4. Food shortages will affect millions more within decades

The scientific report on the climate that garnered the most headlines worldwide – and was indeed the most portentous – was that of the Intergovernmental Panel on Climate Change.

Policy choices made now, such as promoting plant-based diets, can limit these health consequences but many are unavoidable in the short term, the report says.

It warns of the cascading effects that simultaneous crop failures, soaring inflation and the falling nutritional value of basic foods are likely to have on the world’s most vulnerable people.

Depending on how well humans get a handle on carbon emissions and rising temperatures, a child born today could be confronted with numerous climate-related health threats before turning 30, the report says.

The IPCC’s 4,000-page draft report, scheduled for release next year, offers the most comprehensive summary to date of the effects of climate change on the planet and its species.

The protein content of rice, wheat, barley and potatoes, for instance, is expected to fall by between 6 and 14 per cent, putting close to 150 million more people at risk of protein deficiency.

Essential micronutrients – already lacking in many diets in poorer nations – are also set to decline as temperatures rise.

Extreme weather events made more frequent by rising temperatures will cause “multi-breadbasket failures” to hit food production more regularly, the report predicts.

5. Tropical disease diaspora

The same report contains an epidemiological warning attendant on rising temperatures.
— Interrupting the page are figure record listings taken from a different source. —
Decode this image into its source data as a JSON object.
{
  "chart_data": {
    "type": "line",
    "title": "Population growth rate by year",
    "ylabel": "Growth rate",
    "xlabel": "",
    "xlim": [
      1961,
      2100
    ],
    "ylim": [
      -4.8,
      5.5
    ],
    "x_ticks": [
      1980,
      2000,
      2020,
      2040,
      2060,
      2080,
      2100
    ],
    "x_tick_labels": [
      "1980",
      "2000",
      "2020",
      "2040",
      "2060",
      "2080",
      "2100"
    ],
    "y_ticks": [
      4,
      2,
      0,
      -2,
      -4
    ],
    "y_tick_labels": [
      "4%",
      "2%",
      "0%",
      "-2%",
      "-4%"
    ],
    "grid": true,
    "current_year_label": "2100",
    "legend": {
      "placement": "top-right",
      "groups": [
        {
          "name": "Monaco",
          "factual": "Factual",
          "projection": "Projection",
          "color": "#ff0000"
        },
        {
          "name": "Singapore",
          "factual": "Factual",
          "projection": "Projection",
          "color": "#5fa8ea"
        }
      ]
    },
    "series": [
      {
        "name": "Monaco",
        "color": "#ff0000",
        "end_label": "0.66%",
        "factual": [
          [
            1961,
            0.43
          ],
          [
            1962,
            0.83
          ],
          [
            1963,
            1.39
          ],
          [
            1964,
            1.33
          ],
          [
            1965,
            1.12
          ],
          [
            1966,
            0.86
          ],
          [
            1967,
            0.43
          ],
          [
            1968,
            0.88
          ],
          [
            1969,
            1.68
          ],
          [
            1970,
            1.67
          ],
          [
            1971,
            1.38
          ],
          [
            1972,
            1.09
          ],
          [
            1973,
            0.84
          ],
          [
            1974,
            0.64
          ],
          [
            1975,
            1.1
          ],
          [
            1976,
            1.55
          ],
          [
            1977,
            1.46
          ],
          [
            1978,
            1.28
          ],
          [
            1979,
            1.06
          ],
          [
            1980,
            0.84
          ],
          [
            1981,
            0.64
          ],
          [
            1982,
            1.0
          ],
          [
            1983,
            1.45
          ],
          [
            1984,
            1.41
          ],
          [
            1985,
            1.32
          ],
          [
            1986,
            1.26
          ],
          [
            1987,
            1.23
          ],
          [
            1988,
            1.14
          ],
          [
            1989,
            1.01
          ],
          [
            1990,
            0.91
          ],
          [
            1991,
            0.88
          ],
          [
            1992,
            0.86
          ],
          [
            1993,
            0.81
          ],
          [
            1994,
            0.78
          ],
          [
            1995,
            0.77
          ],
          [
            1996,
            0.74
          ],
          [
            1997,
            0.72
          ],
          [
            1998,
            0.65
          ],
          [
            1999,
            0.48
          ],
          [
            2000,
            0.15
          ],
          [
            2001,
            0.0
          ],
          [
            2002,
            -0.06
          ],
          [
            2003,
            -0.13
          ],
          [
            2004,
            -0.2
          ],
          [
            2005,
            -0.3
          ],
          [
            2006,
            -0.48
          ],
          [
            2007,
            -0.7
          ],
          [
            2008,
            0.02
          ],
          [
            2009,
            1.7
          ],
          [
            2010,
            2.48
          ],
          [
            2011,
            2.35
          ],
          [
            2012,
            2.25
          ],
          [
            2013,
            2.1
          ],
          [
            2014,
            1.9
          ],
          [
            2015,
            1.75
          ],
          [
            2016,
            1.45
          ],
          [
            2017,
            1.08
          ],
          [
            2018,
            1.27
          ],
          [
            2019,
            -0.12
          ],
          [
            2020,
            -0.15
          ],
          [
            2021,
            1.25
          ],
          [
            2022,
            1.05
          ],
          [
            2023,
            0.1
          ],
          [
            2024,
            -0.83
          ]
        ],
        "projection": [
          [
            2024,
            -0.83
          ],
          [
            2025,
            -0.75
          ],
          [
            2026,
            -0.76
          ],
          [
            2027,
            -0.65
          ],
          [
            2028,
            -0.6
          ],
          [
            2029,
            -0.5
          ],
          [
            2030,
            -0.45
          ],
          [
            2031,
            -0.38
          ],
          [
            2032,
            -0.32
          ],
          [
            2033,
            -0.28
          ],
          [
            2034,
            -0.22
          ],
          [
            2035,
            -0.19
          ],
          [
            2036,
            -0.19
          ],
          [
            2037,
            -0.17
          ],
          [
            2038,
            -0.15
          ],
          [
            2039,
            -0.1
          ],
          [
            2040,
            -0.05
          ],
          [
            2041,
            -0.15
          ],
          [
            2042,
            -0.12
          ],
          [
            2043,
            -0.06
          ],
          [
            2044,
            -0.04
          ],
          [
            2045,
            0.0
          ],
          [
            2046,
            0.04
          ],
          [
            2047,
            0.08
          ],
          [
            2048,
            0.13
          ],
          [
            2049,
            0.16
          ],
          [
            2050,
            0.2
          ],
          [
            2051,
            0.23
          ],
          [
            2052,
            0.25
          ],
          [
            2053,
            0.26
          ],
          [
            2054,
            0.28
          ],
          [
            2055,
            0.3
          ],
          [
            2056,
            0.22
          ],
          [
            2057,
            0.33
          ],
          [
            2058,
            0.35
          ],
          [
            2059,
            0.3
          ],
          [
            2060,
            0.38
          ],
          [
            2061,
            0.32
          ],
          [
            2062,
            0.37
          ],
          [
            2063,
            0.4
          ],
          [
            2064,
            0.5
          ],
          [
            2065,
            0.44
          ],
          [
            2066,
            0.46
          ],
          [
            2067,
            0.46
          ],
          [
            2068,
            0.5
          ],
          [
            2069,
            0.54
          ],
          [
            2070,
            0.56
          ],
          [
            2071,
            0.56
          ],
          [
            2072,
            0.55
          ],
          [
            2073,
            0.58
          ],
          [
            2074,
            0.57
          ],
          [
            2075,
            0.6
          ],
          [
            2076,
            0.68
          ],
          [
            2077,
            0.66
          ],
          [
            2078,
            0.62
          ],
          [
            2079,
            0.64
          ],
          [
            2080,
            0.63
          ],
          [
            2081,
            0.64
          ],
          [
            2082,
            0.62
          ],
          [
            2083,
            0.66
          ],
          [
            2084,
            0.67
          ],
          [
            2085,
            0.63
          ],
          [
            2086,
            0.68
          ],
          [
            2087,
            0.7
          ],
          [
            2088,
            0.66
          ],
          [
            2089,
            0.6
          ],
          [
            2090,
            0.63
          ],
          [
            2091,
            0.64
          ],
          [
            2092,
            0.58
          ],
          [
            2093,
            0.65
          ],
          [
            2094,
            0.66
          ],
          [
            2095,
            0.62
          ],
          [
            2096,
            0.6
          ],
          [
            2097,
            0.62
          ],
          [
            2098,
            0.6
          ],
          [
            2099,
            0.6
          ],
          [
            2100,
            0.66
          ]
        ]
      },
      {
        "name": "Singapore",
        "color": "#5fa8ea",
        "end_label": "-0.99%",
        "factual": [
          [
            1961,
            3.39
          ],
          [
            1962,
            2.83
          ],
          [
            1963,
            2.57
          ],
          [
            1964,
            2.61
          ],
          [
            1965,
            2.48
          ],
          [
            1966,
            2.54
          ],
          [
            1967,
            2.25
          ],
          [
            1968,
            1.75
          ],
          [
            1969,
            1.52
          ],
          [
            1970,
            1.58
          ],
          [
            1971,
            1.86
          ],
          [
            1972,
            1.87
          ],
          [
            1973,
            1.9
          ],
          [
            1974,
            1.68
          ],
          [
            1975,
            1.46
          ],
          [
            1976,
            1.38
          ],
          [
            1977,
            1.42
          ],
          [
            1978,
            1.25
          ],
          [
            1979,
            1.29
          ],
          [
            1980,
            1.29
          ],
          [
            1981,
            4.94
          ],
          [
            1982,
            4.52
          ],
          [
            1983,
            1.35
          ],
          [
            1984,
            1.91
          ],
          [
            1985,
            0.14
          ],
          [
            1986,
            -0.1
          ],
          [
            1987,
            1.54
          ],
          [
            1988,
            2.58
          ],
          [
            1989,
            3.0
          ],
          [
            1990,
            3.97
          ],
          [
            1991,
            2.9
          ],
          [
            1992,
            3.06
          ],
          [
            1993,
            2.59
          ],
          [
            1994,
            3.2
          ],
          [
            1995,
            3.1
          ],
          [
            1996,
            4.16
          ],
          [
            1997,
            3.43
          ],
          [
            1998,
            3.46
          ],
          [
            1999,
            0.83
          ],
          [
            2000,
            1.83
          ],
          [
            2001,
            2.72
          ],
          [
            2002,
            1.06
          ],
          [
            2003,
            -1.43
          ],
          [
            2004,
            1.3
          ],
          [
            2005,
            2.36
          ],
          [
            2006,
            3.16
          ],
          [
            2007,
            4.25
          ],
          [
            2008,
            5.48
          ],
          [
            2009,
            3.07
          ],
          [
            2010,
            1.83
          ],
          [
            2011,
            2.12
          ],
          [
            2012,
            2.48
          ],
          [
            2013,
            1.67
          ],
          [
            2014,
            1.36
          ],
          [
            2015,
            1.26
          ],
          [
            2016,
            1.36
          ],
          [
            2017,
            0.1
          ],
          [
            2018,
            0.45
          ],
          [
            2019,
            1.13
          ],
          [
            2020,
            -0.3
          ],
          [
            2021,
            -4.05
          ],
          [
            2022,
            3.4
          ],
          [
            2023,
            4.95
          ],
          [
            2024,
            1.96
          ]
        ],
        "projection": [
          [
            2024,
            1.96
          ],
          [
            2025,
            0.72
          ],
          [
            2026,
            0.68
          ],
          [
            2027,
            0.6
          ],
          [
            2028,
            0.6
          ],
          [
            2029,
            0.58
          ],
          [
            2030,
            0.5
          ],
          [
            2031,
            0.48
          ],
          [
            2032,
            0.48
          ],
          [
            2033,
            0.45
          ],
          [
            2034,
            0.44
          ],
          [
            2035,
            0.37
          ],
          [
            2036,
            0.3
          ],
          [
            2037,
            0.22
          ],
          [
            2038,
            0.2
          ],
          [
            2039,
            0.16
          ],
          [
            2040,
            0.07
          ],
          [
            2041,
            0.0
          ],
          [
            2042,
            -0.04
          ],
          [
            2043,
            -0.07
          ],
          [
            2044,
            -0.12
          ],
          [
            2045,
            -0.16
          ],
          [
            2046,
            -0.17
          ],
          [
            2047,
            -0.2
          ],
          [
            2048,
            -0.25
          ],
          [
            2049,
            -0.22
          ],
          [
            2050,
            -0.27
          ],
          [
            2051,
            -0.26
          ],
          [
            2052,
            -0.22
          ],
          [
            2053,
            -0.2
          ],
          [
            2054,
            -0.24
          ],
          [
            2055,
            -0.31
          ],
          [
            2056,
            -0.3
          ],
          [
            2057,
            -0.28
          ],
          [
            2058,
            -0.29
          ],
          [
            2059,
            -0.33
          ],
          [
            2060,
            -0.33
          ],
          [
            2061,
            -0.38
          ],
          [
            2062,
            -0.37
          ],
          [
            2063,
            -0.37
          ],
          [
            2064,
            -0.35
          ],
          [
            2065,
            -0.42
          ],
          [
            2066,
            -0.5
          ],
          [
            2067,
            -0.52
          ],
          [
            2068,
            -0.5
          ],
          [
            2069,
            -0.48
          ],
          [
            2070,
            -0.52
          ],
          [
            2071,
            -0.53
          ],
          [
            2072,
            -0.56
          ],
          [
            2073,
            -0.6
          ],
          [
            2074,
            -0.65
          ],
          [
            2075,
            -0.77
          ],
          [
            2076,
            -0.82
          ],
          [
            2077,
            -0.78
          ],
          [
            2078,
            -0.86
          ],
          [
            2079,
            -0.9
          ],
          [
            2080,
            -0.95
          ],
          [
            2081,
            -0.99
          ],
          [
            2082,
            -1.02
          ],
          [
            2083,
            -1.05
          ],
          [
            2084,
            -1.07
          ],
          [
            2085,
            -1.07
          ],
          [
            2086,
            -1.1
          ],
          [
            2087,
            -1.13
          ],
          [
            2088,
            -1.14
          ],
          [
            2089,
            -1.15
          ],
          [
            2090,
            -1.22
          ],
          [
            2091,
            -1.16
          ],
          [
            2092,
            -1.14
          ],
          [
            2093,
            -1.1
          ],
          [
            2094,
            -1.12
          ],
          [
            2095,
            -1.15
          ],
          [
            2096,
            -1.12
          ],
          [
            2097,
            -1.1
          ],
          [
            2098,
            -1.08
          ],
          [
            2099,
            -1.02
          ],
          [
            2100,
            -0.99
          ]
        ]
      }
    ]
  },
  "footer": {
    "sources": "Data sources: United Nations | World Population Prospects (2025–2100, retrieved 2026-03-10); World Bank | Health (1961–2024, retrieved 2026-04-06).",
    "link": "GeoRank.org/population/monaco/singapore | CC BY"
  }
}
As the warming planet expands habitable zones for mosquitoes and other disease-carrying species, half the world’s population could be exposed to vector-borne pathogens such as dengue, yellow fever and Zika virus within decades.

Risks posed by malaria and Lyme disease are set to rise and child deaths from diarrhoea are on track to increase until the 2050s at the earliest, despite greater socioeconomic development in high-incidence countries.

The report says climate change will increase the burden of non-communicable illnesses.

Diseases associated with poor air quality and exposure to ozone, such as lung and heart conditions, will “rise substantially”, it says.

“There will also be increased risks of food and water-related contamination” by marine toxins.

As with most climate-related effects, these diseases will ravage the world’s most vulnerable people.